Generalmente il piccolo si muove dalle 15 alle 20 volte, ma alcuni preferiscono non farsi sentire troppo, mentre altri scelgono di stare tranquilli per tutto il giorno e svegliarsi poi solo di notte. Con il passare del tempo inoltre il numero dei movimenti cambia, seguendo la crescita del feto, perciò è del tutto normale sentirlo con maggiore o minore intensità. Se però volete essere più tranquille potete comprare un economico rilevatore di battito fetale, o segnare su una tabella i movimenti del piccolo, volta per volta, in modo da non perderne nemmeno uno.

Se però i movimenti dovessero cessare del tutto, è sempre preferibile rivolgersi a uno specialista, il quale potrà controllare il flusso di sangue nella placenta e il benessere del bambino tramite una apposita ecografia. Qualora invece i movimenti dovessero avere il problema opposto, ovvero diventare addirittura eccessivi, potreste sempre  seguire un corso di meditazione o di yoga: diverse ricerche hanno infatti evidenziato che le donne che fanno esercizi di rilassamento sentano meno il piccolo nella loro pancia.
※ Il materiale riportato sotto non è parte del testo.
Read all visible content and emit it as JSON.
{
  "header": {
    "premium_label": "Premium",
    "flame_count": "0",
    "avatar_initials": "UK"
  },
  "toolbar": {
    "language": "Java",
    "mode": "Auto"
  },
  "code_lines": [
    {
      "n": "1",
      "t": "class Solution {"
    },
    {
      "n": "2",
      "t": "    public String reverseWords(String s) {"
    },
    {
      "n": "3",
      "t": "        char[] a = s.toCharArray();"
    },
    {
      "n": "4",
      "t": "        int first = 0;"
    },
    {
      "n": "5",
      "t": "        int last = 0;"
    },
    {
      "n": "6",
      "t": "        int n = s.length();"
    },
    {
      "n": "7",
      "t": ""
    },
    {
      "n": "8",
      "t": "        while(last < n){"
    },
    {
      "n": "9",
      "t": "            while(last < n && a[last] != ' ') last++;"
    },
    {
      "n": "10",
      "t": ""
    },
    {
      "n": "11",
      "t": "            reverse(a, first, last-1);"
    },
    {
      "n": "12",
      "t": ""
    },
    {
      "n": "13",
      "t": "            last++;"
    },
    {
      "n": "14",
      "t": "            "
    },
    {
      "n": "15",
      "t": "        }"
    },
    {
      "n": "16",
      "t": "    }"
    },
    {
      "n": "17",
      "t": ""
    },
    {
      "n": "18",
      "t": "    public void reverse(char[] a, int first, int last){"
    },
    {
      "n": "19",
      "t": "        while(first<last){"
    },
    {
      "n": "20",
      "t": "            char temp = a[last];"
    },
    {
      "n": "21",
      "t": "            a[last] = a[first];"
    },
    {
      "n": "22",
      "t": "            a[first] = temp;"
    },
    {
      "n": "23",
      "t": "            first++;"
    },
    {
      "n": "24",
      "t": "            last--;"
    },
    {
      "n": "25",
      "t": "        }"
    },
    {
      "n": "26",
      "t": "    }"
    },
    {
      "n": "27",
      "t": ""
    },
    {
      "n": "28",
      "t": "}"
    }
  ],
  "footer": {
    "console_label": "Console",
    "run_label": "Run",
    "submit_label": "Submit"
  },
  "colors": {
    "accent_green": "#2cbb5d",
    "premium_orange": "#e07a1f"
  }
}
I movimenti fetali dell’ottavo e nono mese

movimenti fetali ottavo mese
Fonte: Web

Intorno all’ottavo mese di gravidanza, il bambino potrebbe sentirsi di meno perché è più grande e lo spazio è sempre lo stesso, soprattutto se si tratta di una prima gravidanza; non riuscendo più a ruotare su se stesso come faceva prima, i suoi movimenti si  limiteranno a estendere e a piegare gli arti, a inarcare la schiena, a ruotare la testina.

Durante l’ultimo trimestre, poi, anche i ritmi del bambino, che prima coincidevano con quelli materni, diventano indipendenti: può capitare, ad esempio, che il nascituro dorma mentre la mamma è sveglia e viceversa, perciò la gestante potrebbe non avvertire il bimbo per ore, solo perché lui sta dormendo, oppure potrebbe essere svegliata durante la notte dal piccolo che, invece, è completamente attivo.

L’ottavo mese è molto faticoso sia per il feto, che sente spesso il peso delle contrazioni dette contrazioni di Braxton Hicks, sia per la madre che avverte fastidi dovuti alla compressione all’altezza dello sterno. In questo periodo, e anche durante il nono mese, inoltre, i movimenti potrebbero sembrare anche più dolorosi (anche se in genere non dovrebbero provocare dolore), in particolare quando il bambino si “diverte” a saltellare sulle costole della mamma!